Animals begin as a single cell such as a fertilized oocyte. This cell undergoes the first cell division to generate two cells. However, trillions of cell divisions are required to build a remarkably diverse set of organs, tissues and body parts. During the cell division process, it is important that cells divide in an orderly and specific fashion. For example, epithelial cells, the building blocks of many organs, must divide parallel to the cell substrate to establish tubular/luminal structures in many different tissues. Misorientation of cell division can lead to defects in tissue architecture and function such as aberrant formation of multiple tubules/lumina.
“Our lab is interested in how centrosomes control the orientation of cell division. Our research is focused on the mitotic spindle, which not only orchestrates equal separation of chromosomes into the two daughter cells during cell division, but also directs the orientation of the cell division axis,” said Stephen J. Doxsey, PhD, professor of molecular medicine and lead author of the study. “A better understanding of the mechanisms involved in spindle orientation, and, therefore, cell division orientation, may provide insight into the origin and progression of epithelial disorders such as human tumors, microcephaly and primordial dwarfism.”
An important contributor to proper cell division orientation is the centrosome. The centrosome/spindle pole is a cellular organelle that functions as a microtubule-organizing center to ensure orderly cell division, among other things. During mitosis, the centrosome replicates, migrates to opposite ends of the cell, and forms a microtubule-based mitotic spindle between the centrosomes. This spindle is responsible for guiding chromosomes into two daughter cells and orienting the axis of cell division.

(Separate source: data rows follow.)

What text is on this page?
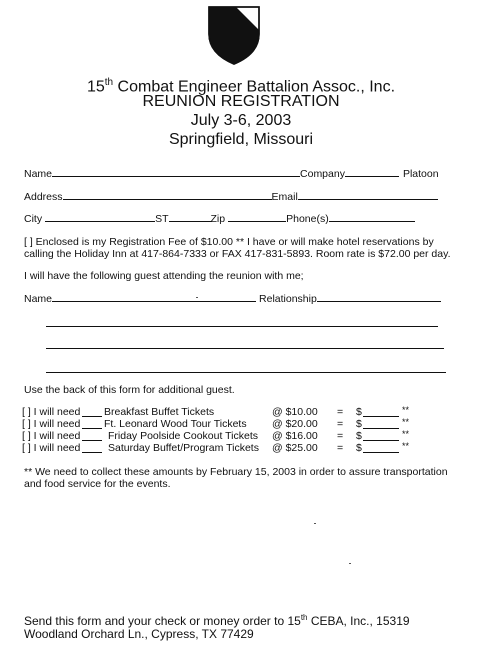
15th Combat Engineer Battalion Assoc., Inc.
REUNION REGISTRATION
July 3-6, 2003
Springfield, Missouri
Name	Company	Platoon
Address	Email
City	ST	Zip	Phone(s)
[ ] Enclosed is my Registration Fee of $10.00 ** I have or will make hotel reservations by calling the Holiday Inn at 417-864-7333 or FAX 417-831-5893. Room rate is $72.00 per day.
I will have the following guest attending the reunion with me;
Name	Relationship
Use the back of this form for additional guest.
[ ] I will need Breakfast Buffet Tickets	@ $10.00 = $	**
[ ] I will need Ft. Leonard Wood Tour Tickets @ $20.00 = $	**
[ ] I will need	Friday Poolside Cookout Tickets @ $16.00 = $	**
[ ] I will need	Saturday Buffet/Program Tickets @ $25.00 = $	**
** We need to collect these amounts by February 15, 2003 in order to assure transportation and food service for the events.
Send this form and your check or money order to 15th CEBA, Inc., 15319
Woodland Orchard Ln., Cypress, TX 77429
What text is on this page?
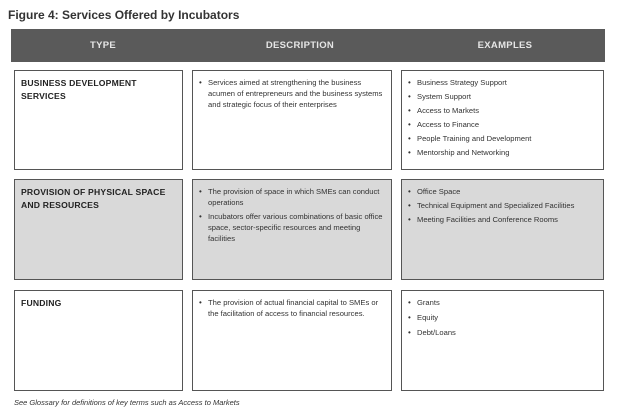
Figure 4: Services Offered by Incubators
TYPE	DESCRIPTION	EXAMPLES
BUSINESS DEVELOPMENT SERVICES
• Services aimed at strengthening the business acumen of entrepreneurs and the business systems and strategic focus of their enterprises
• Business Strategy Support
• System Support
• Access to Markets
• Access to Finance
• People Training and Development
• Mentorship and Networking
PROVISION OF PHYSICAL SPACE AND RESOURCES
• The provision of space in which SMEs can conduct operations
• Incubators offer various combinations of basic office space, sector-specific resources and meeting facilities
• Office Space
• Technical Equipment and Specialized Facilities
• Meeting Facilities and Conference Rooms
FUNDING
•	The provision of actual financial capital to SMEs or the facilitation of access to financial resources.
• Grants
• Equity
• Debt/Loans
See Glossary for definitions of key terms such as Access to Markets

Each spindle pole comprises a pair of barrel-like centrioles. The mother centriole has two sets of appendages (distal and subdistal) that are not present on the daughter centriole. The spindle poles anchor and organize microtubules in the cytoplasm.

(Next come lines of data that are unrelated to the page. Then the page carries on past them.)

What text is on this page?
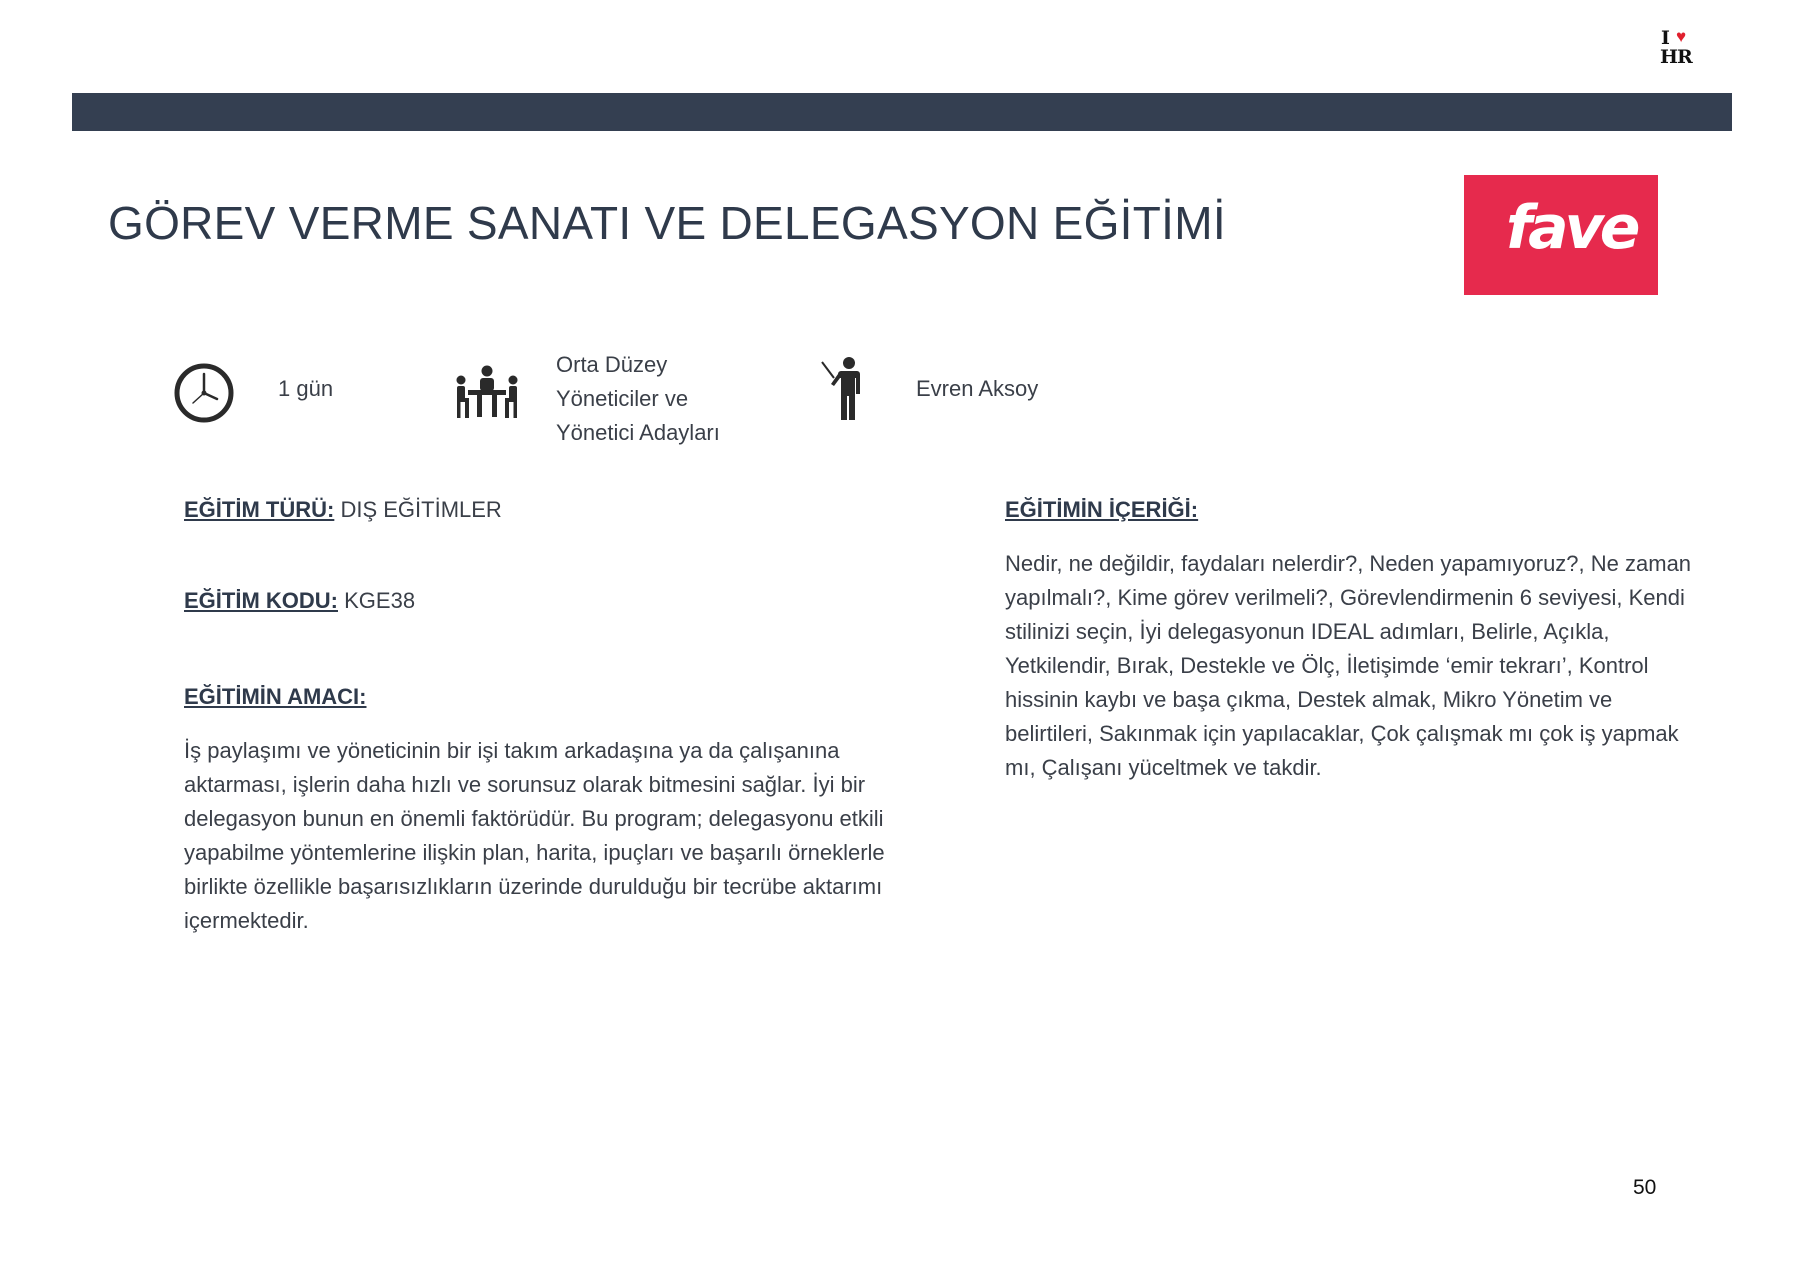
I ♥
HR
GÖREV VERME SANATI VE DELEGASYON EĞİTİMİ	fave
1 gün
Orta Düzey
Yöneticiler ve
Yönetici Adayları
Evren Aksoy
EĞİTİM TÜRÜ: DIŞ EĞİTİMLER
EĞİTİM KODU: KGE38
EĞİTİMİN AMACI:

İş paylaşımı ve yöneticinin bir işi takım arkadaşına ya da çalışanına aktarması, işlerin daha hızlı ve sorunsuz olarak bitmesini sağlar. İyi bir delegasyon bunun en önemli faktörüdür. Bu program; delegasyonu etkili yapabilme yöntemlerine ilişkin plan, harita, ipuçları ve başarılı örneklerle birlikte özellikle başarısızlıkların üzerinde durulduğu bir tecrübe aktarımı içermektedir.

EĞİTİMİN İÇERİĞİ:

Nedir, ne değildir, faydaları nelerdir?, Neden yapamıyoruz?, Ne zaman yapılmalı?, Kime görev verilmeli?, Görevlendirmenin 6 seviyesi, Kendi stilinizi seçin, İyi delegasyonun IDEAL adımları, Belirle, Açıkla, Yetkilendir, Bırak, Destekle ve Ölç, İletişimde ‘emir tekrarı’, Kontrol hissinin kaybı ve başa çıkma, Destek almak, Mikro Yönetim ve belirtileri, Sakınmak için yapılacaklar, Çok çalışmak mı çok iş yapmak mı, Çalışanı yüceltmek ve takdir.

50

Dr. Doxsey and colleagues were interested in learning what happens when microtubule anchoring is compromised. It is known that the subdistal appendages are involved in microtubule anchoring, but their function is unclear. To better understand the role of subdistal appendages and anchored microtubules, they generated cell lines depleted of the protein cenexin, which eliminated subdistal appendages, and cells depleted of the protein CEP164, which eliminated the distal appendages. Each cell line was then tested for important biological functions, such as cell division and lumen formation.
Hui-Fang Hung, a doctoral student in the Graduate School of Biomedical Sciences and first author of the study, found that microtubules in cells lacking cenexin and its associated appendages were unstable and lacked organization. These microtubule defects lead to misalignment of the mitotic spindle during mitosis, which caused multi-lumen formation. Importantly, the CEP164-depleted cell lines retained a single lumen, confirming the previous observation that distal appendages do not play a role in this organizational function and that subdistal appendages were acting independently. Moreover, the effects of cenexin depletion could be reversed when microtubule stability was restored by adding the drug Paclitaxel, which is a microtubule stabilizer. This result again shows cenexin and subdistal appendages are important for microtubule stability.

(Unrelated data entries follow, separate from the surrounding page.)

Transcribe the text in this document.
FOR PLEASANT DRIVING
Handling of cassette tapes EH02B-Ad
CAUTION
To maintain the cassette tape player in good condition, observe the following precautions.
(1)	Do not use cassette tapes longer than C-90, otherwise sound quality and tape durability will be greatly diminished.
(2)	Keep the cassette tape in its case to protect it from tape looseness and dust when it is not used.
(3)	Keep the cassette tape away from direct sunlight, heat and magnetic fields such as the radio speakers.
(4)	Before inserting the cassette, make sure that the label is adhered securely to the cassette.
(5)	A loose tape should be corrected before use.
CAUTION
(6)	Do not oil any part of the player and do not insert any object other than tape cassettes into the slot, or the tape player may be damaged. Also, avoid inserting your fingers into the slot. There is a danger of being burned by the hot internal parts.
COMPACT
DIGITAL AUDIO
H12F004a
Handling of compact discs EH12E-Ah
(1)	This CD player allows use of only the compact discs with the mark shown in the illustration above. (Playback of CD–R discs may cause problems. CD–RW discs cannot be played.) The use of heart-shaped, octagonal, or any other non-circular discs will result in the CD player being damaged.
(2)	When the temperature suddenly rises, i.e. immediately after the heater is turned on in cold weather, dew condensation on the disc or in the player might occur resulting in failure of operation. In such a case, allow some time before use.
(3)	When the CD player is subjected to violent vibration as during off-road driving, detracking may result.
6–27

Similar results were obtained in a different biological process. Depletion of the subdistal appendage protein cenexin in interphase cells disrupted the stereotypic positioning of the centrosome to the centroid of the cell during cell migration in response to injury. The mechanism underlying centrosome misorientaiton was found to be disruption of anchored microtubules.
Taken together, these results demonstrate that cenexin is necessary for both centrosome positioning during cell migration and spindle orientation during cell division.